For the last few weeks I have been engaged in the most dispiriting form of work - that is, work in its really old-fashioned sense. I was hired for a slightly unusual combination of knowledge and skills in the realm of online learning. Then the client proceeded to ignore and over-ride my advice, which completely removed the imaginative element of the contract. This was followed by an endless round of mind-changes, additions, and nit-picking which reduced the IT skills element of the project to a tedious chore. My engagement continued fueled only a professional sense of pride in completing a task once begun.
In fact the remnants of this misery drag on to this day - but at least I have escaped for a reading break. It's a break because I'm on a one-way ticket and in no hurry to leave the continuous days of hot sunshine in which Andalucia basks at this time of year.

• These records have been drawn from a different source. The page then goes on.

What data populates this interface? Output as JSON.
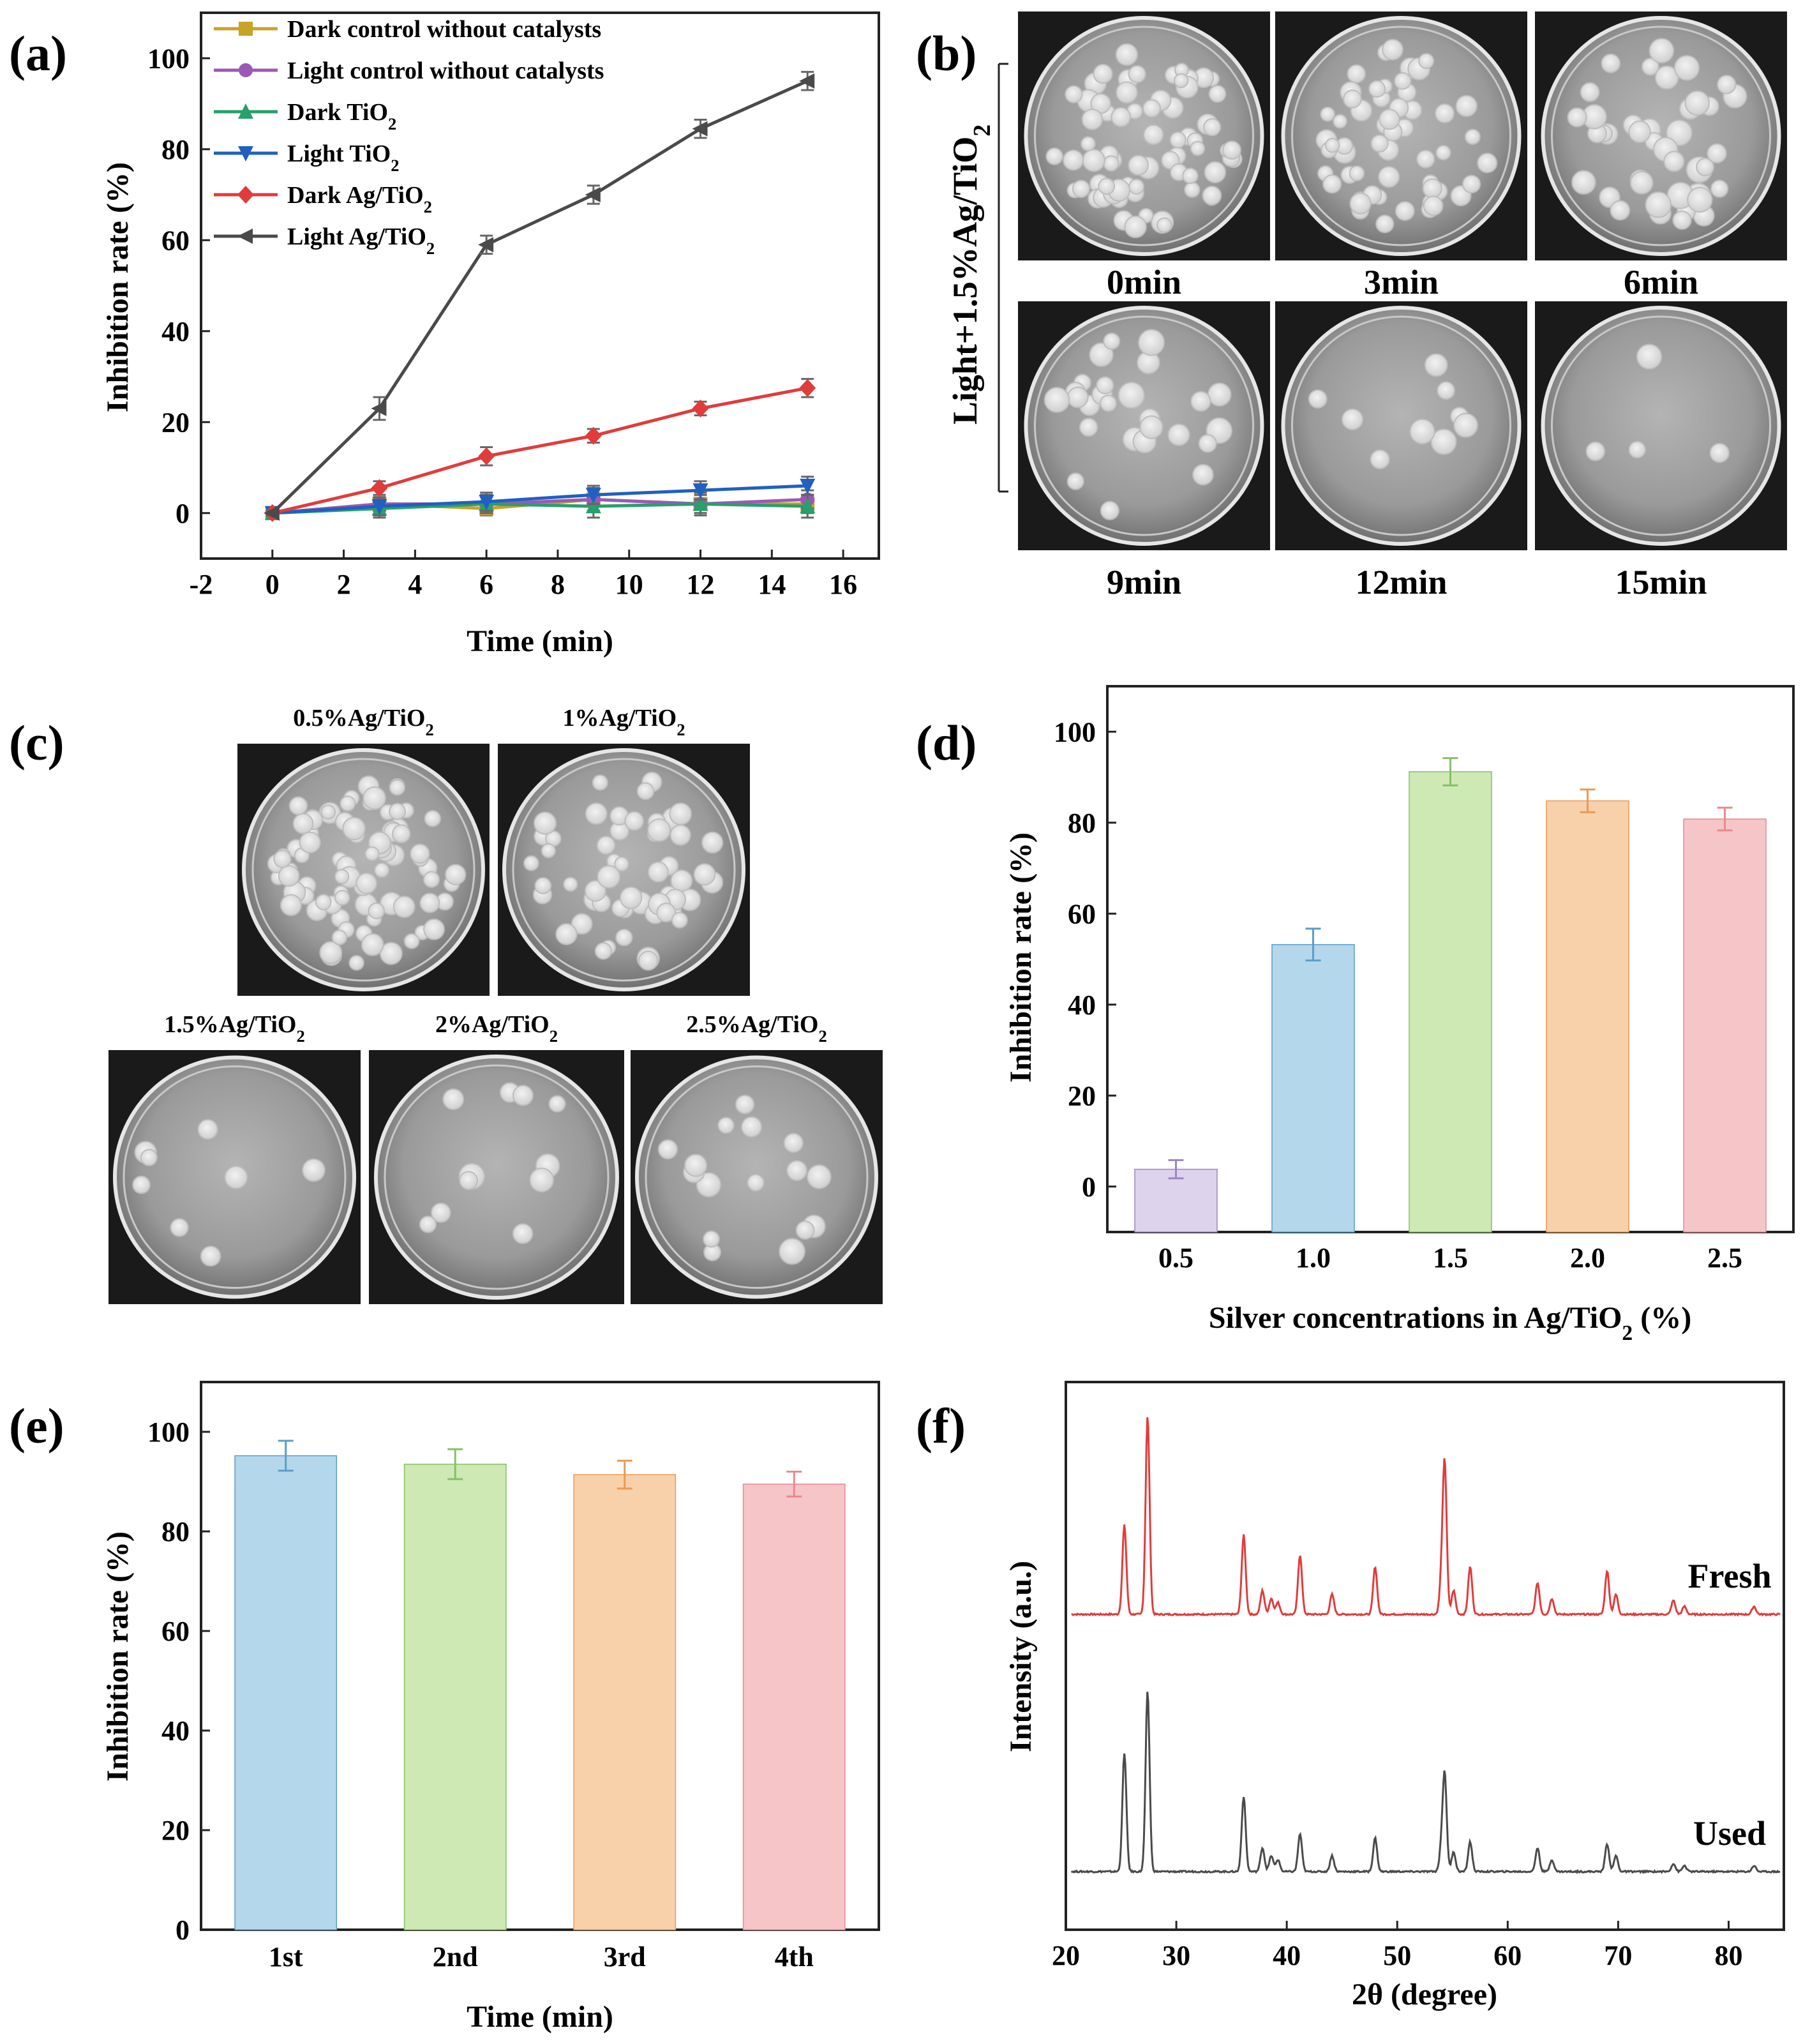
{
  "figure": {
    "panels": {
      "a": "(a)",
      "b": "(b)",
      "c": "(c)",
      "d": "(d)",
      "e": "(e)",
      "f": "(f)"
    },
    "b_side_label": "Light+1.5%Ag/TiO2",
    "b_times": [
      "0min",
      "3min",
      "6min",
      "9min",
      "12min",
      "15min"
    ],
    "c_labels": [
      "0.5%Ag/TiO2",
      "1%Ag/TiO2",
      "1.5%Ag/TiO2",
      "2%Ag/TiO2",
      "2.5%Ag/TiO2"
    ],
    "colonies": {
      "b": [
        70,
        55,
        40,
        26,
        9,
        4
      ],
      "c": [
        80,
        55,
        8,
        11,
        16
      ]
    }
  },
  "chart_data": [
    {
      "panel": "a",
      "type": "line",
      "title": "",
      "xlabel": "Time (min)",
      "ylabel": "Inhibition rate (%)",
      "xlim": [
        -2,
        17
      ],
      "ylim": [
        -10,
        110
      ],
      "xticks": [
        -2,
        0,
        2,
        4,
        6,
        8,
        10,
        12,
        14,
        16
      ],
      "yticks": [
        0,
        20,
        40,
        60,
        80,
        100
      ],
      "x": [
        0,
        3,
        6,
        9,
        12,
        15
      ],
      "legend_position": "top-left",
      "series": [
        {
          "name": "Dark control without catalysts",
          "color": "#c9a227",
          "marker": "square",
          "values": [
            0,
            2,
            1,
            3,
            2,
            2
          ],
          "errors": [
            0.5,
            1.5,
            1.5,
            2.5,
            2,
            2
          ]
        },
        {
          "name": "Light control without catalysts",
          "color": "#9b59b6",
          "marker": "circle",
          "values": [
            0,
            2,
            2,
            3,
            2,
            3
          ],
          "errors": [
            0.5,
            1.5,
            1.5,
            2.5,
            2,
            2
          ]
        },
        {
          "name": "Dark TiO2",
          "color": "#27a06b",
          "marker": "triangle-up",
          "values": [
            0,
            1,
            2,
            1.5,
            2,
            1.5
          ],
          "errors": [
            0.5,
            2,
            2,
            2.5,
            2.5,
            2.5
          ]
        },
        {
          "name": "Light TiO2",
          "color": "#2060c0",
          "marker": "triangle-down",
          "values": [
            0,
            1.5,
            2.5,
            4,
            5,
            6
          ],
          "errors": [
            0.5,
            2,
            2,
            2,
            2,
            2
          ]
        },
        {
          "name": "Dark Ag/TiO2",
          "color": "#e03c3c",
          "marker": "diamond",
          "values": [
            0,
            5.5,
            12.5,
            17,
            23,
            27.5
          ],
          "errors": [
            0.5,
            1.5,
            2,
            1.5,
            1.5,
            2
          ]
        },
        {
          "name": "Light Ag/TiO2",
          "color": "#4a4a4a",
          "marker": "triangle-left",
          "values": [
            0,
            23,
            59,
            70,
            84.5,
            95
          ],
          "errors": [
            0.5,
            2.5,
            2,
            2,
            2,
            2
          ]
        }
      ]
    },
    {
      "panel": "d",
      "type": "bar",
      "title": "",
      "xlabel": "Silver concentrations in Ag/TiO2 (%)",
      "ylabel": "Inhibition rate (%)",
      "ylim": [
        -10,
        110
      ],
      "yticks": [
        0,
        20,
        40,
        60,
        80,
        100
      ],
      "categories": [
        "0.5",
        "1.0",
        "1.5",
        "2.0",
        "2.5"
      ],
      "values": [
        3.8,
        53.2,
        91.2,
        84.8,
        80.8
      ],
      "errors": [
        2,
        3.5,
        3,
        2.5,
        2.5
      ],
      "colors": [
        "#ddd3ec",
        "#b4d7eb",
        "#cfe9b4",
        "#f8d1aa",
        "#f5c5c7"
      ],
      "error_colors": [
        "#9a86c4",
        "#5a9ec8",
        "#85c06a",
        "#e89a55",
        "#e88a8e"
      ]
    },
    {
      "panel": "e",
      "type": "bar",
      "title": "",
      "xlabel": "Time (min)",
      "ylabel": "Inhibition rate (%)",
      "ylim": [
        0,
        110
      ],
      "yticks": [
        0,
        20,
        40,
        60,
        80,
        100
      ],
      "categories": [
        "1st",
        "2nd",
        "3rd",
        "4th"
      ],
      "values": [
        95.2,
        93.5,
        91.4,
        89.5
      ],
      "errors": [
        3,
        3,
        2.8,
        2.5
      ],
      "colors": [
        "#b4d7eb",
        "#cfe9b4",
        "#f8d1aa",
        "#f5c5c7"
      ],
      "error_colors": [
        "#5a9ec8",
        "#85c06a",
        "#e89a55",
        "#e88a8e"
      ]
    },
    {
      "panel": "f",
      "type": "line",
      "title": "",
      "xlabel": "2θ (degree)",
      "ylabel": "Intensity (a.u.)",
      "xlim": [
        20,
        85
      ],
      "xticks": [
        20,
        30,
        40,
        50,
        60,
        70,
        80
      ],
      "peaks_2theta": [
        25.3,
        27.4,
        36.1,
        37.8,
        38.6,
        39.2,
        41.2,
        44.1,
        48.0,
        54.0,
        54.3,
        55.1,
        56.6,
        62.7,
        64.0,
        69.0,
        69.8,
        75.0,
        76.0,
        82.3
      ],
      "series": [
        {
          "name": "Fresh",
          "color": "#e03c3c",
          "intensities": [
            0.45,
            1.0,
            0.4,
            0.12,
            0.08,
            0.06,
            0.3,
            0.1,
            0.24,
            0.15,
            0.75,
            0.12,
            0.24,
            0.16,
            0.08,
            0.22,
            0.1,
            0.07,
            0.04,
            0.04
          ]
        },
        {
          "name": "Used",
          "color": "#4a4a4a",
          "intensities": [
            0.6,
            0.91,
            0.38,
            0.12,
            0.08,
            0.06,
            0.19,
            0.08,
            0.17,
            0.11,
            0.48,
            0.1,
            0.15,
            0.12,
            0.06,
            0.14,
            0.08,
            0.04,
            0.03,
            0.03
          ]
        }
      ]
    }
  ]
}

My book bag was heavier than usual at the airport. I'm finishing off volume one of Stephen Walsh's biography of Stravinsky. A study of the short story has occupied the last couple of days between tidying the house and stocking the fridge at Mercadonna. Penguin have just issued new translations of The Trial and The Castle, so those are on the table of Things to Do. I've got studies of Virginia Woolf and James Joyce to get through, and a very beautiful copy of Woolf's-head Publishing the annotated collection of Hogarth Press book jacket illustrations which were featured at the University of Alberta libraries earlier this year. When these are done, I'll be re-stocking at Amazon.